Strips of unleavened dough, rolled into very thin strips and dried, or sold pre cooked and ready to serve when warmed through. Noodles are very popular throughout the Far East, especially in China and Japan. They are the staple ingredient meals, either as the basis of a soup or a stir-fried supper. They also may be served with dipping sauces and in Japan are even eaten for breakfast.
How to cook
Follow the instructions on the pack as cooking time varies according to the thickness of the noodles. As a general rule, dried noodles should be cooked for just a couple of minutes in boiling water before use. Rice noodles need to be soaked in boiling water but require no further cooking. Pre-cooked noodles are available and just need re heating until ready to serve. Allow 75-100g noodles per person.
Noodles, egg noodles or Chinese wheat noodles Made with wheat flour and egg, these are the most widely available, usually sold dried in compact bundles. They vary in size and thickness, but all are simply boiled and served with rich sauces or in stir fries.

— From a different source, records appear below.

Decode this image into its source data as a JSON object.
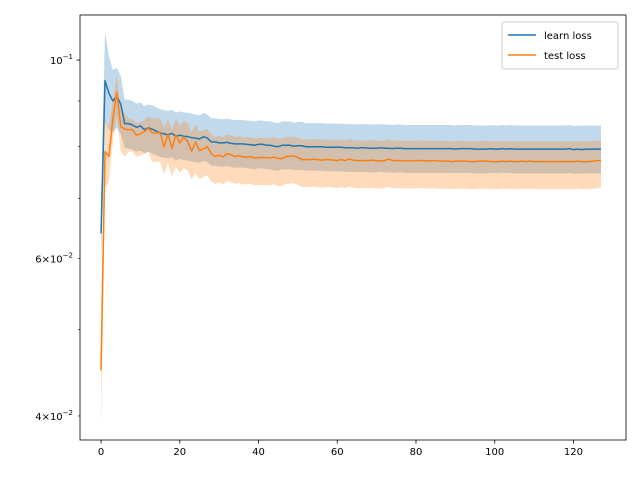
{
  "chart_data": {
    "type": "line",
    "title": "",
    "xlabel": "",
    "ylabel": "",
    "x_axis": {
      "min": -5.35,
      "max": 133.35,
      "ticks": [
        0,
        20,
        40,
        60,
        80,
        100,
        120
      ]
    },
    "y_axis": {
      "scale": "log",
      "min": 0.0376,
      "max": 0.1123,
      "major_ticks": [
        {
          "value": 0.1,
          "label": "10",
          "exponent": "−1"
        }
      ],
      "minor_ticks": [
        {
          "value": 0.04,
          "label": "4×10",
          "exponent": "−2"
        },
        {
          "value": 0.06,
          "label": "6×10",
          "exponent": "−2"
        }
      ]
    },
    "legend": {
      "position": "top-right"
    },
    "grid": false,
    "x": [
      0,
      1,
      2,
      3,
      4,
      5,
      6,
      7,
      8,
      9,
      10,
      11,
      12,
      13,
      14,
      15,
      16,
      17,
      18,
      19,
      20,
      21,
      22,
      23,
      24,
      25,
      26,
      27,
      28,
      29,
      30,
      31,
      32,
      33,
      34,
      35,
      36,
      37,
      38,
      39,
      40,
      41,
      42,
      43,
      44,
      45,
      46,
      47,
      48,
      49,
      50,
      51,
      52,
      53,
      54,
      55,
      56,
      57,
      58,
      59,
      60,
      61,
      62,
      63,
      64,
      65,
      66,
      67,
      68,
      69,
      70,
      71,
      72,
      73,
      74,
      75,
      76,
      77,
      78,
      79,
      80,
      81,
      82,
      83,
      84,
      85,
      86,
      87,
      88,
      89,
      90,
      91,
      92,
      93,
      94,
      95,
      96,
      97,
      98,
      99,
      100,
      101,
      102,
      103,
      104,
      105,
      106,
      107,
      108,
      109,
      110,
      111,
      112,
      113,
      114,
      115,
      116,
      117,
      118,
      119,
      120,
      121,
      122,
      123,
      124,
      125,
      126,
      127
    ],
    "series": [
      {
        "name": "learn loss",
        "color": "#1f77b4",
        "band_color": "#1f77b4",
        "values": [
          0.064,
          0.0948,
          0.0918,
          0.09,
          0.091,
          0.0893,
          0.0849,
          0.0849,
          0.0846,
          0.0841,
          0.0844,
          0.0836,
          0.084,
          0.0837,
          0.0833,
          0.0829,
          0.0827,
          0.0825,
          0.0828,
          0.0822,
          0.0824,
          0.0822,
          0.0821,
          0.0819,
          0.0818,
          0.0816,
          0.0821,
          0.0818,
          0.081,
          0.081,
          0.0808,
          0.0808,
          0.0809,
          0.0807,
          0.0806,
          0.0806,
          0.0806,
          0.0805,
          0.0804,
          0.0803,
          0.0805,
          0.0805,
          0.0803,
          0.0803,
          0.0801,
          0.08,
          0.0803,
          0.0803,
          0.0803,
          0.0801,
          0.0802,
          0.0802,
          0.08,
          0.08,
          0.08,
          0.08,
          0.08,
          0.0799,
          0.0799,
          0.0799,
          0.0799,
          0.0799,
          0.0798,
          0.0798,
          0.0798,
          0.0797,
          0.0798,
          0.0798,
          0.0797,
          0.0797,
          0.0797,
          0.0798,
          0.0797,
          0.0797,
          0.0796,
          0.0797,
          0.0797,
          0.0796,
          0.0796,
          0.0796,
          0.0796,
          0.0796,
          0.0796,
          0.0796,
          0.0796,
          0.0796,
          0.0796,
          0.0796,
          0.0796,
          0.0796,
          0.0795,
          0.0796,
          0.0796,
          0.0796,
          0.0796,
          0.0795,
          0.0795,
          0.0795,
          0.0795,
          0.0796,
          0.0795,
          0.0795,
          0.0796,
          0.0795,
          0.0796,
          0.0795,
          0.0795,
          0.0795,
          0.0795,
          0.0795,
          0.0795,
          0.0795,
          0.0795,
          0.0795,
          0.0795,
          0.0795,
          0.0795,
          0.0795,
          0.0795,
          0.0796,
          0.0794,
          0.0795,
          0.0794,
          0.0795,
          0.0795,
          0.0795,
          0.0795,
          0.0795
        ],
        "lower": [
          0.059,
          0.0855,
          0.0835,
          0.083,
          0.084,
          0.0826,
          0.0797,
          0.0797,
          0.0794,
          0.079,
          0.0792,
          0.0787,
          0.079,
          0.0786,
          0.0783,
          0.0779,
          0.0778,
          0.0776,
          0.0779,
          0.0773,
          0.0775,
          0.0773,
          0.0772,
          0.077,
          0.0769,
          0.0768,
          0.0772,
          0.0769,
          0.0762,
          0.0762,
          0.076,
          0.076,
          0.0761,
          0.0759,
          0.0758,
          0.0758,
          0.0758,
          0.0757,
          0.0756,
          0.0755,
          0.0757,
          0.0757,
          0.0755,
          0.0755,
          0.0753,
          0.0752,
          0.0755,
          0.0755,
          0.0755,
          0.0753,
          0.0754,
          0.0754,
          0.0752,
          0.0752,
          0.0752,
          0.0752,
          0.0752,
          0.0751,
          0.0751,
          0.0751,
          0.0751,
          0.0751,
          0.075,
          0.075,
          0.075,
          0.0749,
          0.075,
          0.075,
          0.0749,
          0.0749,
          0.0749,
          0.075,
          0.0749,
          0.0749,
          0.0748,
          0.0749,
          0.0749,
          0.0748,
          0.0748,
          0.0748,
          0.0748,
          0.0748,
          0.0748,
          0.0748,
          0.0748,
          0.0748,
          0.0748,
          0.0748,
          0.0748,
          0.0748,
          0.0747,
          0.0748,
          0.0748,
          0.0748,
          0.0748,
          0.0747,
          0.0747,
          0.0747,
          0.0747,
          0.0748,
          0.0747,
          0.0747,
          0.0748,
          0.0747,
          0.0748,
          0.0747,
          0.0747,
          0.0747,
          0.0747,
          0.0747,
          0.0747,
          0.0747,
          0.0747,
          0.0747,
          0.0747,
          0.0747,
          0.0747,
          0.0747,
          0.0747,
          0.0748,
          0.0746,
          0.0747,
          0.0746,
          0.0747,
          0.0747,
          0.0747,
          0.0747,
          0.0747
        ],
        "upper": [
          0.0705,
          0.1075,
          0.101,
          0.0975,
          0.098,
          0.096,
          0.0903,
          0.0903,
          0.09,
          0.0894,
          0.0897,
          0.0888,
          0.0892,
          0.089,
          0.0886,
          0.0881,
          0.0879,
          0.0877,
          0.088,
          0.0874,
          0.0876,
          0.0874,
          0.0873,
          0.0871,
          0.0869,
          0.0867,
          0.0873,
          0.0869,
          0.0861,
          0.0861,
          0.0859,
          0.0859,
          0.086,
          0.0858,
          0.0857,
          0.0857,
          0.0857,
          0.0856,
          0.0855,
          0.0854,
          0.0856,
          0.0856,
          0.0854,
          0.0854,
          0.0851,
          0.085,
          0.0854,
          0.0854,
          0.0854,
          0.0851,
          0.0853,
          0.0853,
          0.085,
          0.085,
          0.085,
          0.085,
          0.085,
          0.0849,
          0.0849,
          0.0849,
          0.0849,
          0.0849,
          0.0848,
          0.0848,
          0.0848,
          0.0847,
          0.0848,
          0.0848,
          0.0847,
          0.0847,
          0.0847,
          0.0848,
          0.0847,
          0.0847,
          0.0846,
          0.0847,
          0.0847,
          0.0846,
          0.0846,
          0.0846,
          0.0846,
          0.0846,
          0.0846,
          0.0846,
          0.0846,
          0.0846,
          0.0846,
          0.0846,
          0.0846,
          0.0846,
          0.0845,
          0.0846,
          0.0846,
          0.0846,
          0.0846,
          0.0845,
          0.0845,
          0.0845,
          0.0845,
          0.0846,
          0.0845,
          0.0845,
          0.0846,
          0.0845,
          0.0846,
          0.0845,
          0.0845,
          0.0845,
          0.0845,
          0.0845,
          0.0845,
          0.0845,
          0.0845,
          0.0845,
          0.0845,
          0.0845,
          0.0845,
          0.0845,
          0.0845,
          0.0846,
          0.0844,
          0.0845,
          0.0844,
          0.0845,
          0.0845,
          0.0845,
          0.0845,
          0.0845
        ]
      },
      {
        "name": "test loss",
        "color": "#ff7f0e",
        "band_color": "#ff7f0e",
        "values": [
          0.045,
          0.079,
          0.078,
          0.086,
          0.092,
          0.0843,
          0.0837,
          0.0836,
          0.0836,
          0.0824,
          0.0827,
          0.0832,
          0.0839,
          0.0829,
          0.0829,
          0.083,
          0.08,
          0.0826,
          0.0796,
          0.0825,
          0.0808,
          0.082,
          0.0811,
          0.0791,
          0.081,
          0.0792,
          0.0796,
          0.08,
          0.0786,
          0.078,
          0.0783,
          0.0779,
          0.0786,
          0.0784,
          0.078,
          0.0782,
          0.0779,
          0.0779,
          0.078,
          0.0777,
          0.0778,
          0.0778,
          0.0778,
          0.0777,
          0.0779,
          0.0776,
          0.0776,
          0.078,
          0.0781,
          0.0781,
          0.0778,
          0.0774,
          0.0774,
          0.0774,
          0.0775,
          0.0774,
          0.0773,
          0.0774,
          0.0774,
          0.0773,
          0.0772,
          0.0774,
          0.0772,
          0.0775,
          0.0773,
          0.0772,
          0.0772,
          0.0772,
          0.0772,
          0.0773,
          0.0772,
          0.0771,
          0.0772,
          0.0775,
          0.0772,
          0.0772,
          0.0772,
          0.0772,
          0.0771,
          0.0772,
          0.0772,
          0.0772,
          0.0772,
          0.0771,
          0.0772,
          0.0772,
          0.0771,
          0.0771,
          0.0771,
          0.077,
          0.0771,
          0.0771,
          0.0771,
          0.0771,
          0.077,
          0.077,
          0.0771,
          0.0771,
          0.0771,
          0.077,
          0.077,
          0.077,
          0.0771,
          0.077,
          0.0771,
          0.077,
          0.077,
          0.0771,
          0.077,
          0.0771,
          0.077,
          0.077,
          0.077,
          0.077,
          0.077,
          0.077,
          0.077,
          0.077,
          0.077,
          0.077,
          0.077,
          0.0771,
          0.077,
          0.077,
          0.077,
          0.0771,
          0.0772,
          0.0772
        ],
        "lower": [
          0.0385,
          0.072,
          0.073,
          0.0812,
          0.0868,
          0.079,
          0.078,
          0.079,
          0.079,
          0.078,
          0.0782,
          0.0785,
          0.079,
          0.077,
          0.0769,
          0.077,
          0.0745,
          0.0768,
          0.0741,
          0.076,
          0.0748,
          0.0757,
          0.0752,
          0.0735,
          0.0748,
          0.0736,
          0.074,
          0.0743,
          0.0731,
          0.0727,
          0.073,
          0.0726,
          0.0732,
          0.073,
          0.0727,
          0.0729,
          0.0726,
          0.0726,
          0.0727,
          0.0724,
          0.0725,
          0.0725,
          0.0725,
          0.0724,
          0.0726,
          0.0723,
          0.0723,
          0.0727,
          0.0728,
          0.0728,
          0.0725,
          0.0721,
          0.0721,
          0.0721,
          0.0722,
          0.0721,
          0.072,
          0.0721,
          0.0721,
          0.072,
          0.0719,
          0.0721,
          0.0719,
          0.0722,
          0.072,
          0.0719,
          0.0719,
          0.0719,
          0.0719,
          0.072,
          0.0719,
          0.0718,
          0.0719,
          0.0722,
          0.0719,
          0.0719,
          0.0719,
          0.0719,
          0.0718,
          0.0719,
          0.0719,
          0.0719,
          0.0719,
          0.0718,
          0.0719,
          0.0719,
          0.0718,
          0.0718,
          0.0718,
          0.0717,
          0.0718,
          0.0718,
          0.0718,
          0.0718,
          0.0717,
          0.0717,
          0.0718,
          0.0718,
          0.0718,
          0.0717,
          0.0717,
          0.0717,
          0.0718,
          0.0717,
          0.0718,
          0.0717,
          0.0717,
          0.0718,
          0.0717,
          0.0718,
          0.0717,
          0.0717,
          0.0717,
          0.0717,
          0.0717,
          0.0717,
          0.0717,
          0.0717,
          0.0717,
          0.0717,
          0.0717,
          0.0718,
          0.0717,
          0.0717,
          0.0717,
          0.0718,
          0.0719,
          0.0719
        ],
        "upper": [
          0.052,
          0.086,
          0.084,
          0.09,
          0.096,
          0.088,
          0.087,
          0.086,
          0.0858,
          0.085,
          0.0852,
          0.0857,
          0.0865,
          0.086,
          0.086,
          0.0862,
          0.084,
          0.0858,
          0.0835,
          0.086,
          0.0845,
          0.0855,
          0.085,
          0.083,
          0.0848,
          0.0832,
          0.0835,
          0.0838,
          0.0826,
          0.082,
          0.0823,
          0.082,
          0.0825,
          0.0824,
          0.082,
          0.0822,
          0.082,
          0.082,
          0.082,
          0.0818,
          0.0819,
          0.0819,
          0.0819,
          0.0818,
          0.082,
          0.0817,
          0.0817,
          0.082,
          0.0821,
          0.0821,
          0.0819,
          0.0815,
          0.0815,
          0.0815,
          0.0816,
          0.0815,
          0.0814,
          0.0815,
          0.0815,
          0.0814,
          0.0813,
          0.0815,
          0.0813,
          0.0816,
          0.0814,
          0.0813,
          0.0813,
          0.0813,
          0.0813,
          0.0814,
          0.0813,
          0.0812,
          0.0813,
          0.0816,
          0.0813,
          0.0813,
          0.0813,
          0.0813,
          0.0812,
          0.0813,
          0.0813,
          0.0813,
          0.0813,
          0.0812,
          0.0813,
          0.0813,
          0.0812,
          0.0812,
          0.0812,
          0.0811,
          0.0812,
          0.0812,
          0.0812,
          0.0812,
          0.0811,
          0.0811,
          0.0812,
          0.0812,
          0.0812,
          0.0811,
          0.0811,
          0.0811,
          0.0812,
          0.0811,
          0.0812,
          0.0811,
          0.0811,
          0.0812,
          0.0811,
          0.0812,
          0.0811,
          0.0811,
          0.0811,
          0.0811,
          0.0811,
          0.0811,
          0.0811,
          0.0811,
          0.0811,
          0.0811,
          0.0811,
          0.0812,
          0.0811,
          0.0811,
          0.0811,
          0.0812,
          0.0813,
          0.0813
        ]
      }
    ]
  }
}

Cellophane noodles Hard white translucent noodles that are soaked in water for about 15 minutes, before being added to stir fries and served with rich sauces.
Rice noodles Fine white, transparent noodles made from rice flour. These are either sold as thin hair-like strands or thicker ribbon-like noodles. The noodles are usually soaked in boiling water to soften before use.
Soba noodles Thin, greyish-brown noodles made from buckwheat and wheat flour, very popular in Japan for fast food suppers, served in hot broth with vegetables or eaten cold with a dipping sauce.
Somen noodles White, glossy, noodle sticks made from wheat flour which cook very quickly. Usually served cold with a dipping sauce.
Udon noodles Long, narrow ribbon-like Japanese noodles made from wheat flour, simply boiled and usually used in soup recipes.
Spatzle Popular in Germany and Austria, these noodles are made from wheat and eggs and are similar to a pasta dough, often served with meat or cream sauces.